(ASI) Civitaquana (Pe) - Sabato 10 e domenica 11 settembre 2022 si è svolta a Civitaquana la IV Edizione de "L'Arrosticciere in Piazza", rievocazione storico - antropologica - sull'antica cottura degli arrosticini, spiedini fatti con carne di pecora tagliata a mano e infilzata su ceppi ricavati dall'arbusto "sanguinello", arrostiti sulla brace tra due file parallele di mattoni.
L'antica cottura degli arrosticini (in dialetto "spitucce", "spitarille", "cippitille", "rustell" o "rustill") è stata immortalata per la prima volta in una foto, pubblicata sul libro "Gli Abruzzi dei Contadini 1923-1930" (Textus Edizioni), scattata davanti la chiesa della Madonna delle Grazie di Civitaquana, il 12 ottobre 1930, giorno di festa in paese, dai linguisti-etnologi svizzeri Gerhard Rholfs e Paul Scheuermeier.
Probabilmente, l'immagine che si intitola "L'Arrosticciere in Piazza" che da il nome all'evento riproposto è la più antica foto della cottura del famoso "cibo da strada" abruzzese: l'arrosticino.
Questo documento fotografico ritrae i nonni dei cugini Fabio e Loredana Ginestrino, intenti a cuocere gli arrosticini in piazza come si faceva una volta durante le locali feste paesane.
I Ginestrino sono una storica famiglia di macellai della zona, oggi gestori di un ristorante tipico a Civitaquana "Le Ginestre" che hanno deciso di commemorare lo storico evento della primitiva cottura degli arrosticini in piazza fatta dai loro nonni con un revival storico rallegrato da musiche e danze tradizionali. L'evento quest'anno assume una particolare importanza sia perché è la prima edizione dopo la pandemia da "Covid 19", sia perché nel 2022 ricorre il ventesimo anniversario dall'apertura del citato ristorante "Le Ginestre".

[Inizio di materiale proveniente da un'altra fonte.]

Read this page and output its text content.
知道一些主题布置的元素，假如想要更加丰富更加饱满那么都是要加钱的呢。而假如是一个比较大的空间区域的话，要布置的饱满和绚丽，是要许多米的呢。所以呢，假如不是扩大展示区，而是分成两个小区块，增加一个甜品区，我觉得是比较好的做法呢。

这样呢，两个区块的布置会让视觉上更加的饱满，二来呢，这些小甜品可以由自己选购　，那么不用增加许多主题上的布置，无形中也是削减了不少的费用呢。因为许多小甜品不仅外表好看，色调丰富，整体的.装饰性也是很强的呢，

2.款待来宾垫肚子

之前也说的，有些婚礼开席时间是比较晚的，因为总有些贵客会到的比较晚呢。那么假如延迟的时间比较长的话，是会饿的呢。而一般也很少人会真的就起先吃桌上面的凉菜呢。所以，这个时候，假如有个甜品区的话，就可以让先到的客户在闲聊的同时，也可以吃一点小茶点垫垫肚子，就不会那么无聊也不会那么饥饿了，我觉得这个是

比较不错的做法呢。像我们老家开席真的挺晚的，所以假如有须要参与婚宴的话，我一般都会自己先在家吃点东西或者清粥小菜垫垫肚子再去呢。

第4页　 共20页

Secondo l'antropologa Adriana Gandolfi, questi particolari spiedini hanno origine dalle popolazioni balcaniche, i cosiddetti "schiavoni" che attraversavano l'Adriatico per sfuggire dalla pressione ottomana dopo la caduta di Costantinopoli. Quindi sarebbero stati ripresi e perfezionati dalle popolazioni agro - pastorali del versante orientale del Gran Sasso che abitavano lungo il "Tratturo Magno" dove transitavano le greggi con la transumanza per diventare la prelibatezza che oggi amiamo tutti. Nell'area vestina fra Civitella Casanova, Villa Celiera e paesi limitrofi come Civitaquana, si sarebbero diffusi gli arrosticini poichè i pastori che dovevano raggiungere i pascoli pugliesi sostavano per le fiere paesane, e vendevano ai macellai locali le pecore non più produttive o azzoppate.
Questa carne, quindi su ispirazione dell'usanza "schiavona" veniva infilzata in bastoncini di legno e arrostita sui carboni anche perché molto più facile da trasportare per fiere e mercati dagli "arrosticieri" ambulanti rispetto ad altre pietanze.